Depression and Anxiety

Today I am going to be completely and brutally honest with you all. A good number of us who suffers from OCD will either go through a time of depression or have multiple bouts that can range from mild to severe. And the reason why we are more likely to suffer from depression along with our OCD is simple - our OCD can take over so much of our lives that at points in our battle we will feel as if it is easier to just give up. It seems odd though, seeing as anxiety and depression are completely opposite components of mental illnesses. Yet, the reality is that some of us will have to factor in our depression for our treatment if we want to conquer OCD.

What is Depression?

Many people have a hard time understanding and believing that depression is a real, serious Mental Health Illness. A lot of people equate depression with sadness but that is not the case. Depression is so much more than just sadness and the saying, "I am so Depressed" is so overused that it has created an invalidation of what Depression is for those who are actually suffering. It may also come down to the fact that it is hard for people to explain what it was like while dealing with Depression or even for people to recognize that what they are struggling with is Depression in the first place. 

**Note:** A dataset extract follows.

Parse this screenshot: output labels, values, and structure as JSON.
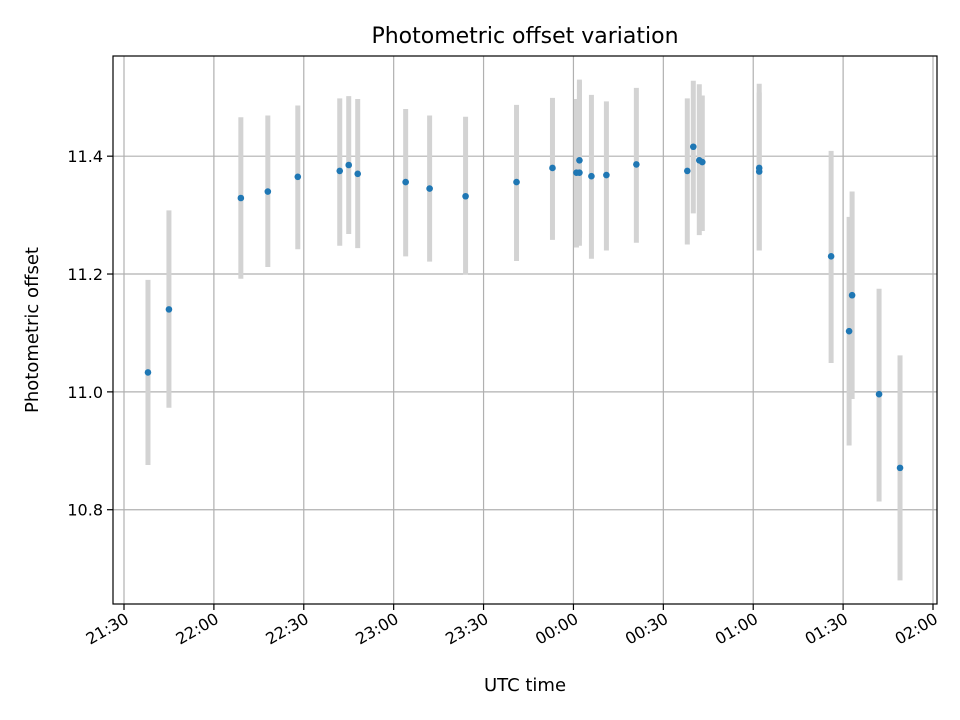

I know, for me I never realized that I could have already been experiencing depressive symptoms way before that word depression was even mentioned to me. Yes, I knew I was struggling but I thought it was all because of my OCD. That my OCD was making me so empty and exhausted. The truth is that while it did play a factor in those initial feelings, it was my depression that made it stick and grow into an even bigger issue for me down the road. You see, the emptiness had grown in strength to the point I wanted nothing to do with anything. I also had strong bouts of an over-all sadness and lack of motivation. My mind stopped caring about my self-care and the things that made me happy. All I could do was go through the motions of my rituals my OCD put in place. My depression only got worse the more time went by and it reached the furthest point that depression can lead you to. The severe and debilitating feeling of life not being worth it anymore. And this feeling can bring on not only self-harming behaviour but suicidal ideation or suicidal attempts. All in all, not a place anyone should be in.



Edit: I am publishing this draft my daughter started in 2018. She has a brain injury now and won't be able to finish this post at this time.